# Camelot By The Sea- St. Pete Beach



## Mer (May 17, 2006)

Can anyone comment on the condition of this resort? Exchange on hold with RCI for Feb. 2008. The only reviews are quite old. Thanks for the advice.

Mer


----------



## ronandjoan (May 18, 2006)

I asked this some time ago and recd no answers.  We are scheduled there Dec 06 so will have an update then.


----------



## Jim Bryan (May 18, 2006)

I'll be at the "Don" next week overnight.
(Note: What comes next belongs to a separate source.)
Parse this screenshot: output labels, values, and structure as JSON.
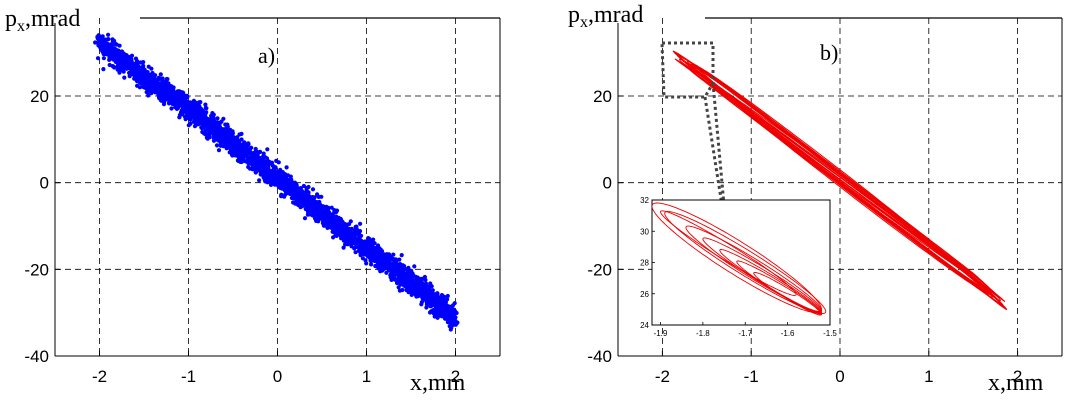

I'll drive bye and look.


----------



## MULTIZ321 (May 18, 2006)

Mer,

If you haven't already seen these TripAdvisor reviewshttp://www.tripadvisor.com/Search?lc=en_US&returnTo=&SearchTeaser=%28your+destination%2C+hotel+or+attraction%29&where=body&geo=1&q=CAMELOT+BY+THE+SEA+ST+PETERSBURG+FLORIDA&rcbtimeout=15000&txid=94342&ssrc=r


Richard


----------



## Mer (May 18, 2006)

Thanks for the replies. I forget to check Tripadvisor but now I see the positive reviews there. We decided to let this go since it may not be warm enough for us in February.

Mer


----------



## Jim Bryan (May 24, 2006)

Went by this morning. Looks real nice from the outside. Fresh Paint, nice landscapping. No pool and didn't see inside. Across the road from a beautiful beach in one of the nicest small beach towns in Florida. Pass-A-Grille. It's not really St Pete Beach but near and better. The traffic on the road is not bad at all. Hope this area never changes.


----------



## JimJ (May 25, 2006)

We are there this week (May 20-27).  It is a standard resort but in good shape.  No complaints from us and we will be quite willing to come back again sometime.  There is a very nice pool, but it is in the back and not visable from the street.  Just had a great hamburger, beans, chips and macaroni salad lunch for the Thursday gathering for guests for $2/per person.

We were at Marriot Ocean Point (an II 5 star) two weeks ago and Palm Beach Shores Resort last week (an RCI gold crown).  I would just as soon be here.


----------